The training started at 11AM. At 10:59AM, I knew precisely two people in the room: the person who hired me, and the person I had met at 10:45AM when we were the only two people in the room.
By lunch time, I had listened a lot and learned a lot, but I hadn’t actually met anyone else. And there were at least 50 people in the room – assuming I managed to feel un-awkward enough to introduce myself to someone, where would I even start?
Luckily, I wound up next to the woman who hired me at the lunch buffet. We chatted about a couple of things, and then I had the miraculous presence of mind to ask her:
“Who here should I particularly meet?”
Three minutes later, I had met the mentor for the particular class I’m assistant teaching, plus an assistant teacher experienced in that class.
Two minutes after that, she had pulled up up a chair at her table and I was having lunch with them, plus one of the teachers from the expert panel presentation and another experienced ESL teacher.
Did I just… did I just network?
I’m an introvert who really likes people. Or maybe I’m a shy extrovert? Or perhaps I’m just in the middle, with a muddle of characteristics of both?
In any case, certain things that are second-nature to some are elusive revelations to me.
“Networking” doesn’t have to be slimy. It doesn’t have to be about trying to sell something or get something.
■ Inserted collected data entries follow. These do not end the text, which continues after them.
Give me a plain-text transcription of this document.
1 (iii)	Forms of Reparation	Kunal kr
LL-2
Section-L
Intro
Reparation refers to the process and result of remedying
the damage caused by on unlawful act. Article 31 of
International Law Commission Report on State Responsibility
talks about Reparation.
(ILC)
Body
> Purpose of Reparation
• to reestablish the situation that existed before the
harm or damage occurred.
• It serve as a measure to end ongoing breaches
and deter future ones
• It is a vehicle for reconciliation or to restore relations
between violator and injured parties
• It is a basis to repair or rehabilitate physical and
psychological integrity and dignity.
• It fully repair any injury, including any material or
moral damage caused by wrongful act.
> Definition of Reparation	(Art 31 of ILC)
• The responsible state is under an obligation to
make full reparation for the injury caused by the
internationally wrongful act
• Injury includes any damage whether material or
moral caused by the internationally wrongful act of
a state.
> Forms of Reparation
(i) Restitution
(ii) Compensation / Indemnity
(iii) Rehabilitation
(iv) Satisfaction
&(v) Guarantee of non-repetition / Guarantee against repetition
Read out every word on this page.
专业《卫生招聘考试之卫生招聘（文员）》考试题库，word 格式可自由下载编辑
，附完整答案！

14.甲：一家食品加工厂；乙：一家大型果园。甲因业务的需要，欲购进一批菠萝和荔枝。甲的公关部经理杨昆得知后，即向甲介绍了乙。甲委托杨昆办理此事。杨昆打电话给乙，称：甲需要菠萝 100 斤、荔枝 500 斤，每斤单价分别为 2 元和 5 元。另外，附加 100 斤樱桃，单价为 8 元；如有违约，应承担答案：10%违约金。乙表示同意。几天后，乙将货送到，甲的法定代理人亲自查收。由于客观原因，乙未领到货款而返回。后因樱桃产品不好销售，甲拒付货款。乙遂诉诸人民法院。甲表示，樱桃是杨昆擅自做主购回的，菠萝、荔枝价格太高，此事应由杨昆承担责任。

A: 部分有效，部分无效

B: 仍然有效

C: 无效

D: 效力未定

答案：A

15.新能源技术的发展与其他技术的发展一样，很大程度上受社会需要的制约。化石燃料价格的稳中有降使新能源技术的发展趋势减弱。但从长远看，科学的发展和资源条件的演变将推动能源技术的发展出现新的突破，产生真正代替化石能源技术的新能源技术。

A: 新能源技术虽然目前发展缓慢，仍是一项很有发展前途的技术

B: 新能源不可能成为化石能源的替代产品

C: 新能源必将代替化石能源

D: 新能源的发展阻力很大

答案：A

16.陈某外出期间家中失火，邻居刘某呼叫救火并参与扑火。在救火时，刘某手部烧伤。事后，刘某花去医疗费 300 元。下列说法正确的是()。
It’s really not always about using people.
It’s super fun to meet people you share interests with and who you can learn from person-to-person. And it makes sense to ask someone who knows you and knows the network to point you in the right direction.
I overlook that a lot.
I also overlook that to a some extent, I can help connect my students with each other, with resources, with other teachers, with the department, etc.
My role isn’t just managing the classroom. I’m embedded in a network that can be useful to them, and sharing it might have even more of an impact than my obsessively planned-out lesson.